Axe used to threaten woman in West Donegal to be destroyed

dungloe courthouse
A judge has ordered the destruction of a felling axe held to an animal lover’s neck when she was searching for a lost dog.
The order to destroy the axe with a metre-long handle was granted to the prosecution at Dungloe District Court which heard the 15-centimetre blade left a scrape up to three inches long on the neck of Ann Marie Devine.
Ms Devine runs the Burtonport Animal Rescue Centre which she opened two years ago.
47 year old Thomas Brennan of Loughanore, Annagry, admitted the assault at his home on August 24th last year.
Judge Paul Kelly was told that Ms Devine received a Facebook message asking if she could assist in tracing a missing pup. One part of her search brought her and her husband to Thomas Brennan’s home.
On his land she spotted a stray dog which wasn’t the missing pup, and she told Mr Brennan she was going to register it at the dog pound.

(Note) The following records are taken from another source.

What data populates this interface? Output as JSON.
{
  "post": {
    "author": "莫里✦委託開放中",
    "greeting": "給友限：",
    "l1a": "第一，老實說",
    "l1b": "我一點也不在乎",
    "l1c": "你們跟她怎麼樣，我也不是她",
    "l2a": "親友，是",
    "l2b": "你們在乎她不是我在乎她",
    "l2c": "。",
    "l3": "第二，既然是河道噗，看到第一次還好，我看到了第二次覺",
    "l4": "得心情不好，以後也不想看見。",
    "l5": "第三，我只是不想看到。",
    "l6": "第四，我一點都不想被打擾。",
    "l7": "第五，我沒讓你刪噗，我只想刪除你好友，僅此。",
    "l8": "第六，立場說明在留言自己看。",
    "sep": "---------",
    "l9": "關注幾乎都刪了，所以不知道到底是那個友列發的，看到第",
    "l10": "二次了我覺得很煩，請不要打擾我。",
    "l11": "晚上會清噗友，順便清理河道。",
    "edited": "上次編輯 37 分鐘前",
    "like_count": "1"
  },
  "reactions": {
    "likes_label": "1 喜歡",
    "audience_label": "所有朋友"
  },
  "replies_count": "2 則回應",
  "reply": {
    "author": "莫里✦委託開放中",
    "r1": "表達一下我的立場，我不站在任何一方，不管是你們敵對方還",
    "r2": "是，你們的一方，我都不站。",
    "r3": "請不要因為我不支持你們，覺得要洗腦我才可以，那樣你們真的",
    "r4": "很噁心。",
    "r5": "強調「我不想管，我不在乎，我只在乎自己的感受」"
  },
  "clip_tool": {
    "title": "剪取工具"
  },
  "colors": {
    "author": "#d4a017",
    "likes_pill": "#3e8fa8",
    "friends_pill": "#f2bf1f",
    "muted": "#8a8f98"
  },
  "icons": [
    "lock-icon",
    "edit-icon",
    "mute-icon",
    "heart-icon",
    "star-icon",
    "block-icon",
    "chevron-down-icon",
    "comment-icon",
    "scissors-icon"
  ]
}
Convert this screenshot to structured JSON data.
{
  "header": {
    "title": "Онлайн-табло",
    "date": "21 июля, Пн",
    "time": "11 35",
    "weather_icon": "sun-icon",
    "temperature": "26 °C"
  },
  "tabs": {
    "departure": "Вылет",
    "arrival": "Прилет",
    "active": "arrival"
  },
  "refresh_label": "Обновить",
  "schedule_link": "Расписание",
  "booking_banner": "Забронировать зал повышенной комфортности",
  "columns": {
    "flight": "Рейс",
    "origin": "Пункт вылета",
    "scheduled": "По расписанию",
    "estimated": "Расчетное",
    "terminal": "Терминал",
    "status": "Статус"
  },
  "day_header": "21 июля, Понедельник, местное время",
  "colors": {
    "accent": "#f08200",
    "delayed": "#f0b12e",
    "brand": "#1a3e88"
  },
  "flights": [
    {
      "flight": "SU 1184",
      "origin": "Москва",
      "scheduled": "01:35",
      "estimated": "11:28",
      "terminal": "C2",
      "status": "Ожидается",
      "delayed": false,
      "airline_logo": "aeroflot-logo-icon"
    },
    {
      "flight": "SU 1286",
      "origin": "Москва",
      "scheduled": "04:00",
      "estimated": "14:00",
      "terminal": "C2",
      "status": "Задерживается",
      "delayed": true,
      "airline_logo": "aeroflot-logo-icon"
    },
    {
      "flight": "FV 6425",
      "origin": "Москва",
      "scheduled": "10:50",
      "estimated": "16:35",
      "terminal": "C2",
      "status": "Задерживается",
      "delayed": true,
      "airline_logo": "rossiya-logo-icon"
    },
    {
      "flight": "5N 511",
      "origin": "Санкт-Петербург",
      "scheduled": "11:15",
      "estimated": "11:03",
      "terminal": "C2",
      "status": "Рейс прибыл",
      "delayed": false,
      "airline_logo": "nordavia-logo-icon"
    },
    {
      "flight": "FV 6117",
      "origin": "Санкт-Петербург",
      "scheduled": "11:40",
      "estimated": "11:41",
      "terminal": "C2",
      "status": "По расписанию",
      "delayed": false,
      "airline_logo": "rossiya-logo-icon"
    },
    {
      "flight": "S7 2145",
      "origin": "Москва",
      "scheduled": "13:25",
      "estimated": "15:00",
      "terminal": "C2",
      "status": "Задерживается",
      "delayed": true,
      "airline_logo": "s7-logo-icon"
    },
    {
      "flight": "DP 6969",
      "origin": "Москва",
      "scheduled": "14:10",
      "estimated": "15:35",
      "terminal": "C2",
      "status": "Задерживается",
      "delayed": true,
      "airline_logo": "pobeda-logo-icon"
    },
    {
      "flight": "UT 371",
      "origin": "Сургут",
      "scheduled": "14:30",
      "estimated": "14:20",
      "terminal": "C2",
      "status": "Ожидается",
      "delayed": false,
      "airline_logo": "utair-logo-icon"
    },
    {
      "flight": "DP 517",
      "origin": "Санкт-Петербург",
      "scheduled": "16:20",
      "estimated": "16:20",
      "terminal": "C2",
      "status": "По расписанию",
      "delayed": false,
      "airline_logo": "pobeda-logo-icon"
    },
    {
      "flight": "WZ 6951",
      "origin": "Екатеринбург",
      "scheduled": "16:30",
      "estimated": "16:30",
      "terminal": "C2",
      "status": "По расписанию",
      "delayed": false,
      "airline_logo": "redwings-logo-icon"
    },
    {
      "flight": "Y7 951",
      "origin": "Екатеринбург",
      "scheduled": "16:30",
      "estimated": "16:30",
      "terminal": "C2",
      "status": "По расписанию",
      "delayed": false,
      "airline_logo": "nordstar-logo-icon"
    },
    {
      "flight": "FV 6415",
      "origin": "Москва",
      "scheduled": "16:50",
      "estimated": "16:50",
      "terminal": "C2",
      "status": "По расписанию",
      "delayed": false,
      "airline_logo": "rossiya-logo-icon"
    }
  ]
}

Garda Fran Coyle told the court that there was then an exchange in which Brennan told her the dog was his and she wasn’t going to take the animal.
Gda Coyle said Brennan went into his house and came back with a large axe and put the metal part of it to the left side of Ms Devine’s neck.
He then pulled the axe back and she felt it at the side of her neck.
Gda Coyle said: “I attended the scene and I viewed the injury and I saw the blade scrape of two to three inches long on the left side of her neck.”
When the axe was shown in court Ms Devine told the judge that Brennan had told her the “wee dog” was none of her business as she had come about another dog.
She added: “He has ruined everything on me. I am very nervous all the time and I don’t like to go out very much.”
Ms Devine said he didn’t swing the axe, but he pulled it back and hit her neck.
Defence solicitor Frank Dorrian said the axe was produced after Brennan, who lives alone, locked the dog in his house. He wished to persuade the people to leave his property..
Unfortunately, Ms Devine had the bad luck to meet Brennan’s “irascible character” and the axe just happened to be at hand.
Judge Kelly observed: “She must have been petrified.”
He said that whatever Brennan’s intent was, only terror could have been instilled in people facing him.
He adjourned the case for Probation reports to November 10 and ordered that the axe be destroyed.
He also ordered a €250 charitable donation that Brennan offered to the court to be passed on to Burtonport Animal Rescue Centre to help with its work.